Ayer, sábado, leí en el diario Público una entrevista a María Naredo, jurista, que habló sobre la reapropiación de las calles por la ciudadanía como una forma de hacer que los espacios públicos se conviertan en lugares de encuentro y, por ende, seguros. Bonitas palabras, como todo lo que fue publicado, un canto a acabar con ese modelo de ciudades y pueblos que nos han impuesto.
Ciudades de nuestros días donde se pierde la posibilidad de relacionarse, mientras las calles se convierten en vías ruidosas de tránsito de personas que circulan como zombis y de automóviles que parcelan el ámbito de cada individuo. Calles que se vacían para llenar los espacios privados en forma de grandes superficies dispuestas para consumir objetos materiales e inmateriales, o en esas viviendas aisladas que se expanden cada vez más alejadas. Y en todo ello, una multitud de cámaras, alarmas, vigilantes, vallas, puertas blindadas y cuanto se necesite para tener una sensación de seguridad, que, por falsa, no sólo no evita lo que persigue, sino que embolsa las arcas de quienes negocian con ello.
La pérdida de los espacios públicos como lugares de encuentro y relación, que han dado vida a las ciudades y pueblos durante tantos siglos en Europa, han traído una sensación de inseguridad. Se sabe, por ejemplo, que el número de delitos en la vía pública o contra los hogares ha descendido, pero la percepción por la gente es de lo contrario. Han aumentado otro tipo de delitos, más sutiles, en la mayor parte de guante blanco y en muchos casos cometidos por quienes manejan buenas cuentas bancarias. Pero estos no necesitan de cámaras, ni alarmas, ni vigilantes ni demás. Muchas veces pasan desapercibidos; muchas también no son tenidos en cuenta a no ser que se haya montado un escándalo público; muchos no se persiguen o simplemente se hace la vista gorda porque se realizan en las grandes alturas; muchos, en fin, ni son considerados delitos. Tienen forma de cobro de comisiones por concesiones administrativas, recalificaciones de terrenos, operaciones financieras en paraísos fiscales, hipotecas de por vida, tasas por cualquier operación bancaria, cobro de servicios que no se dan o se dan en mal estado, impuestos que no se pagan, declaraciones a hacienda falsas...
Pero la sensación de miedo existe y sobre todo de quienes se cree que son potenciales delincuentes: pobres, inmigrantes... Escribía el otro día, en relación al caso de la fotografía de Gaspar Llamazares utilizada por el FBI, cómo buena parte, si no la mayor, de las imágenes que aparecen de "delincuentes, terroristas y demás" no tienen más objetivo que generar miedo entre la gente. Por eso se les muestra con caras horribles. Y por eso se cree que llevan el delito en sus caras, en sus miradas...

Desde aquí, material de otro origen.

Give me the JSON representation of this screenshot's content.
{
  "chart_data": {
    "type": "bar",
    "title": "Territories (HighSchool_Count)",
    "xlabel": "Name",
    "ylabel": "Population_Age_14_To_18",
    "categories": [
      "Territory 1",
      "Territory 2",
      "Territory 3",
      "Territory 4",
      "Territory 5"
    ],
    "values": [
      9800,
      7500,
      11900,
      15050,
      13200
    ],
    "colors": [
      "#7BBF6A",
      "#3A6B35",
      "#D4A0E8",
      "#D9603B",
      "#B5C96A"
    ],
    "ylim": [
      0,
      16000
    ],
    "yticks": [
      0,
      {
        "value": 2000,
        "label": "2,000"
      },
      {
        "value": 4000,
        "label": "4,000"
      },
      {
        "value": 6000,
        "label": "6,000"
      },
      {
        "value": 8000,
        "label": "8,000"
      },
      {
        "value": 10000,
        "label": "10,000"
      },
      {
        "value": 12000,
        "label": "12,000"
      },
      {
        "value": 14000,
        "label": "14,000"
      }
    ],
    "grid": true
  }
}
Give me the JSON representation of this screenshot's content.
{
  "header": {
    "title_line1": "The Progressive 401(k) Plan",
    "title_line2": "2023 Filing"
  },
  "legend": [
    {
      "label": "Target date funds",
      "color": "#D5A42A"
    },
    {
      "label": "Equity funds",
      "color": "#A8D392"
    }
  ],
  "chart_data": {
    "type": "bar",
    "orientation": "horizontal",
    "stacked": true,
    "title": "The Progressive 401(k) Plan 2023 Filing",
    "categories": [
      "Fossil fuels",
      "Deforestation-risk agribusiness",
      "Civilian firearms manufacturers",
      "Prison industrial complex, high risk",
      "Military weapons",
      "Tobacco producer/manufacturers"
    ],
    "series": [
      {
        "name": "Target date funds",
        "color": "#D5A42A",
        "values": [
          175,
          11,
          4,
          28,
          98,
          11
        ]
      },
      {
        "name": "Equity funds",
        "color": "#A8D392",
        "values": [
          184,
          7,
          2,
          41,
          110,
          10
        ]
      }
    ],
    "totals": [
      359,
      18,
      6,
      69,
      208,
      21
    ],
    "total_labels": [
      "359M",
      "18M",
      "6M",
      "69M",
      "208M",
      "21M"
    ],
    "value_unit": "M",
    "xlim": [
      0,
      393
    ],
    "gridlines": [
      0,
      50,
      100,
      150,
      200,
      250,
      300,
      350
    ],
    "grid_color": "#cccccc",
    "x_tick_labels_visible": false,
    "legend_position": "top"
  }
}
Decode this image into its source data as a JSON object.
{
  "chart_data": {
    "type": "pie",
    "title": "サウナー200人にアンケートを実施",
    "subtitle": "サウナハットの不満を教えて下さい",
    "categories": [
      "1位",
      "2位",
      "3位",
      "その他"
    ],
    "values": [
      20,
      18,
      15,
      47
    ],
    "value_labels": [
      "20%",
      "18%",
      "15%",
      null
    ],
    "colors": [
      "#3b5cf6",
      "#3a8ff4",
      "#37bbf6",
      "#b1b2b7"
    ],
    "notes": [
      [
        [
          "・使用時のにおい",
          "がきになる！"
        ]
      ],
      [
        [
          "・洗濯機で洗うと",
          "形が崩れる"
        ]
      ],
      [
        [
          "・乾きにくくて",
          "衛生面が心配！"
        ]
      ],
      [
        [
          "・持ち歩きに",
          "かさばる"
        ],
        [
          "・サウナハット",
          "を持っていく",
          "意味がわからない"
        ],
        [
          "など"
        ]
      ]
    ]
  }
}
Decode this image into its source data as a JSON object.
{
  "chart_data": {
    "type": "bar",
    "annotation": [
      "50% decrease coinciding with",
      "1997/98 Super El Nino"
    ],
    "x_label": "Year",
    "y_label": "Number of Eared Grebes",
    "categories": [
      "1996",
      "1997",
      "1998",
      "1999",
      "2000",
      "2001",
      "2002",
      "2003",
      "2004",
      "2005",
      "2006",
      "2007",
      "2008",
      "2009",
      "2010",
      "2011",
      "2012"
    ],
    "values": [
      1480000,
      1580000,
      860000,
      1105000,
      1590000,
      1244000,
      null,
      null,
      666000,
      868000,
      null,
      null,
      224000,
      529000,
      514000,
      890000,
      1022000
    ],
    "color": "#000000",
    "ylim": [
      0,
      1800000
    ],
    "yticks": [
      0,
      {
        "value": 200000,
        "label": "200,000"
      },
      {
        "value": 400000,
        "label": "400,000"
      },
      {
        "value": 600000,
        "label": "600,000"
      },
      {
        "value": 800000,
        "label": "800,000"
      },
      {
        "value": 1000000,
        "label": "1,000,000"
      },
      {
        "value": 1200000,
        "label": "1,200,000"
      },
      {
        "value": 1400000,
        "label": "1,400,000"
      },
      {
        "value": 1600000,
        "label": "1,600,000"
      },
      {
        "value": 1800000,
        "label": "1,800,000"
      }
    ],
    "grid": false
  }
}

El miedo puede surgir por cualquier motivo real, pero muchas veces aparece "sin sentido". Es el miedo psicológico. De esto sufrimos mucho, se nos inculca para domesticarnos, para recluirnos en nuestros castillos, pequeños o grandes según el nivel adquisitivo, y en los grandes espacios privados donde nos ofrecen de todo. Siempre bajo la atenta mirada de las cámaras y previo pago por taquilla. "Ya no es un policía quien define mi miedo, sino que soy yo", ha dicho también María Naredo. Tiene razón, nos han enseñado a producirnos miedo. Sin motivo real, "sin sentido". "No hay sociedad más disciplinada que la que tiene miedo y está hipotecada". Ahí está la clave ¡Cuánta razón!